Die Ansteckungsgefahr über Speichel und Schweiß soll verhindert werden
Basierend auf bisherigen Modellen soll der Marktführer für Eishockey-Helme den Prototypen für die Coronazeit entwickeln. So soll die Ansteckungsgefahr über Speichel und Schweiß eingedämmt werden. „Daran wird bereits gearbeitet“, bestätigt Stefan Schaidnagel, DEB-Sportdirektor aus Sonthofen. Das beauftragte Unternehmen hat in den vergangenen Wochen schon einen Gesichtsschutz für den medizinischen Bereich binnen weniger Tage zur Serienreife gebracht. Ist das Vollvisier also künftig ein prägendes Merkmal eines neuen Eishockey-Alltags? Schaidnagel will sich derzeit noch nicht darauf festlegen. Er sagt: „Wir müssen alle Möglichkeiten und Eventualitäten überprüfen.“
Vorgeschrieben ist ein Vollgesichtsschutz bislang nur für Frauen und Jugendspieler bis 18 Jahre. Allerdings trägt kaum jemand Plexiglas am Helm, sondern Gitter. Nationalspielerin Daria Gleißner, die für den ECDC Memmingen in der Bundesliga aktiv ist, sagt: „Es ist alles eine Sache der Gewöhnung. Wenn es diese Auflage sein soll, damit wir bald wieder unserem Sport nachkommen können, geht das zu 100 Prozent in Ordnung.“ In anderen Ländern sei das Vollvisier schließlich schon länger auf dem Markt.

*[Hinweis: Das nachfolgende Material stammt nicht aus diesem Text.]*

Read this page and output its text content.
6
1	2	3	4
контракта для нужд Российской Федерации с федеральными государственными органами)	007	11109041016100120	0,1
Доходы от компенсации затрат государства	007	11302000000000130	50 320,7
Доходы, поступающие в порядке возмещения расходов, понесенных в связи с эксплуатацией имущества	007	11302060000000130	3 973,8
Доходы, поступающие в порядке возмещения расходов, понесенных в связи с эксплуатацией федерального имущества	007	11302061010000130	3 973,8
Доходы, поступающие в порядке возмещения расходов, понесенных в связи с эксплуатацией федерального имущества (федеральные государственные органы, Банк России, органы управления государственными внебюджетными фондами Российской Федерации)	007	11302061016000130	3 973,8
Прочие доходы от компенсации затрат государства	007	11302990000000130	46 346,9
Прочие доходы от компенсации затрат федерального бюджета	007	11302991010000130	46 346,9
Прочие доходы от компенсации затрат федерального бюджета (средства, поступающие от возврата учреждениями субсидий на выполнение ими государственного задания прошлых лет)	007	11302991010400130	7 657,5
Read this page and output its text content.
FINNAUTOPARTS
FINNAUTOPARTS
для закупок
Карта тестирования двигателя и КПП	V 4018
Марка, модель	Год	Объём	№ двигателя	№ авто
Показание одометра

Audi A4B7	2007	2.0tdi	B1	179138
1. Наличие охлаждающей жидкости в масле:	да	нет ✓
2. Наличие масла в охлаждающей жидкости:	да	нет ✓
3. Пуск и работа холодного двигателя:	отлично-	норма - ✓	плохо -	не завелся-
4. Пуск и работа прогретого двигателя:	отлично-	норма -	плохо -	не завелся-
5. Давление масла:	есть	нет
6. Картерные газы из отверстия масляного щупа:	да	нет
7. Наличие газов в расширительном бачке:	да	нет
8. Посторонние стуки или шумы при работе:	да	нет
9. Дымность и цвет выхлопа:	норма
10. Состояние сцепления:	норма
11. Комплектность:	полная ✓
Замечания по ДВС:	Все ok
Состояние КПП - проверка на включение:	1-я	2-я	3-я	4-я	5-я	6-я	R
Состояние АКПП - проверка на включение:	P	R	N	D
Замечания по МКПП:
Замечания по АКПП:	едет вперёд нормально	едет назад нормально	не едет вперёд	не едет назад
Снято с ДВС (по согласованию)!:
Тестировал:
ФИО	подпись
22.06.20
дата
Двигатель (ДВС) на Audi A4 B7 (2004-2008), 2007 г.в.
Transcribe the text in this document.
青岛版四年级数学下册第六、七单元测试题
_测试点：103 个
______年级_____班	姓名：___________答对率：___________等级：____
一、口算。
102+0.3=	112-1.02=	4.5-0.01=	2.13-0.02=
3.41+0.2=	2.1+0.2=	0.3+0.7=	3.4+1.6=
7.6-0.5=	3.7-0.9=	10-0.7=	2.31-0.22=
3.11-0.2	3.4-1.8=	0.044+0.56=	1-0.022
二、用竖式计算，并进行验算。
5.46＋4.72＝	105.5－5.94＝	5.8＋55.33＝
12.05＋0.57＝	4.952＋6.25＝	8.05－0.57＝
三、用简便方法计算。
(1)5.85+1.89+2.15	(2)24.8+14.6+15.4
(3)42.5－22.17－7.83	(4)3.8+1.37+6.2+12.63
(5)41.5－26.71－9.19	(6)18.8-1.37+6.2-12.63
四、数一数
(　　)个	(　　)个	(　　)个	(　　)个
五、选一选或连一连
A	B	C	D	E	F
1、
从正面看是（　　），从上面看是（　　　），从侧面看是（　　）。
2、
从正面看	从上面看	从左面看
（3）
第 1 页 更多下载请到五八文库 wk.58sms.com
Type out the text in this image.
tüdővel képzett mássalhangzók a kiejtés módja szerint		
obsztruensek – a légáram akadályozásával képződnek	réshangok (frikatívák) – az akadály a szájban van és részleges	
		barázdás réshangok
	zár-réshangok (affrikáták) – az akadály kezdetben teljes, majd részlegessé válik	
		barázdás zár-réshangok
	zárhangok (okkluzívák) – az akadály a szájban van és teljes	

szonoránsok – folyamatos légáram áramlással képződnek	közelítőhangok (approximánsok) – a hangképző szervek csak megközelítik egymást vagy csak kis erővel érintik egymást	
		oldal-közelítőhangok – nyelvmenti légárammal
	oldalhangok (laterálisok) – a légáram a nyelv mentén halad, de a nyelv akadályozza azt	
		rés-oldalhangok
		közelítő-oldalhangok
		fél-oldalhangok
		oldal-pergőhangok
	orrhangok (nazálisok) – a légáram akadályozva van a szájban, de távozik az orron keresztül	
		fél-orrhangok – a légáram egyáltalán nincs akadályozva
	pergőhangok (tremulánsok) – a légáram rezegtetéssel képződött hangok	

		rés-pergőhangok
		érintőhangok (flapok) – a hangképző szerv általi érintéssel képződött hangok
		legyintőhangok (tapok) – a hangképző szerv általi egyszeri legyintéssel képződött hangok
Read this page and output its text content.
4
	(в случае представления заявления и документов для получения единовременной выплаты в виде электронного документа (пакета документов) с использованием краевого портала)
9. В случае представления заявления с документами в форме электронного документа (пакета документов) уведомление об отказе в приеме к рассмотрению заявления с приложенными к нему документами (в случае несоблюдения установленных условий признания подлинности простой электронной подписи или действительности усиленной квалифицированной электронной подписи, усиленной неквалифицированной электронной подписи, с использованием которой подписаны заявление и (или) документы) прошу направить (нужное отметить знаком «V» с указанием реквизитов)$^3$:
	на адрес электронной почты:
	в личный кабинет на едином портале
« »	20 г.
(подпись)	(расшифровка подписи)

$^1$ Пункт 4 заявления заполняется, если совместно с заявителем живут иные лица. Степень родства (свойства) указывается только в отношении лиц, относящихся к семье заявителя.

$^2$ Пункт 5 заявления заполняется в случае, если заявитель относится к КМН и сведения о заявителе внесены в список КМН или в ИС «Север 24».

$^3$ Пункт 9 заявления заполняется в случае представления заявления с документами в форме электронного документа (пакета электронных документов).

Die Hemmschwelle für üble Checks und Attacken gegen den Kopf sinkt
Und auch in Deutschland ist diese Ausrüstungsdiskussion nicht neu. Die Verwaltungs-Berufsgenossenschaft (VBG) denkt schon viel länger darüber nach. Vor mittlerweile zehn Jahren lud die VBG erstmals zu einer Diskussionsrunde ein, an der damals unter anderem Ex-Nationalspieler Stefan Ustorf aus Kaufbeuren beteiligt war. Und er hatte sich nicht nur wegen der schlechten Sicht gegen die Spezialglasscheibe ausgesprochen. Die Hemmschwelle für üble Checks und Attacken gegen den Kopf würde sinken. Ein Vollvisier erwecke den Eindruck, Spieler könnten sich nicht verletzen und seien unverwundbar.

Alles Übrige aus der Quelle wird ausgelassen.